Aux termes de ces contrats de travail qualifiés de ‘contrat d’engagement technicien’, conclus dans le cadre de la législation sur le recours aux contrats de travail à durée déterminée d’usage dans le spectacle, Madame [L] a été embauchée pour exercer les fonctions d’ ‘administratrice de production’. Il est constant que, dans ce cadre, la salariée a été appelée à assurer de nombreuses missions au sein de la société LE SOMMET DE L’ELEVAGE de 2010 à 2014 et de la société SELEVENTS de 2014 à 2018 et ce, en exécution de contrats dits de ‘prestation technique’ conclus entre l’association et ces sociétés, l’objet de ces contrats étant d’assister ces dernières, qualifiées de ‘prestataire’, dans la réalisation de la prestation intitulée ‘attaché de production’.
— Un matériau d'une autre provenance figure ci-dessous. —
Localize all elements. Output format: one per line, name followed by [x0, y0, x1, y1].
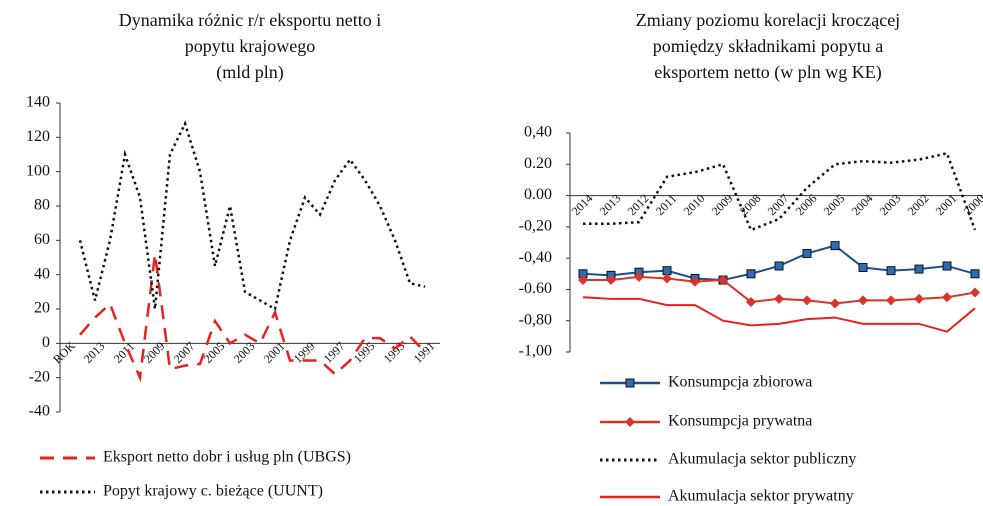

De fait, Madame [L] a exercé sa prestation de travail, pendant une grande partie de chaque année, au sein de la société LE SOMMET DE L’ELEVAGE puis de la société SELEVENTS.
Madame [L] soutient que, dès son embauche, elle a été mise à la disposition de ces sociétés pour remplir, sous la subordination juridique de ces dernières, des fonctions de responsable commerciale en charge de la commercialisation de salons organisés par elles et que cette mise à disposition constituait en réalité une opération de marchandage et un prêt de main d’oeuvre illicite au sens des articles L 8241-1 et L 8231-1 du code du travail.
Aux termes de l’article L. 8241-1 du code du travail, toute opération à but lucratif ayant pour objet exclusif le prêt de main-d’oeuvre est interdite. Est également interdit, en application de l’article L. 8231-1 du même code, le marchandage, défini comme toute opération à but lucratif de fourniture de main-d’oeuvre qui a pour effet de causer un préjudice au salarié qu’elle concerne ou d’éluder l’application de dispositions légales ou de stipulations d’une convention ou d’un accord collectif de travail.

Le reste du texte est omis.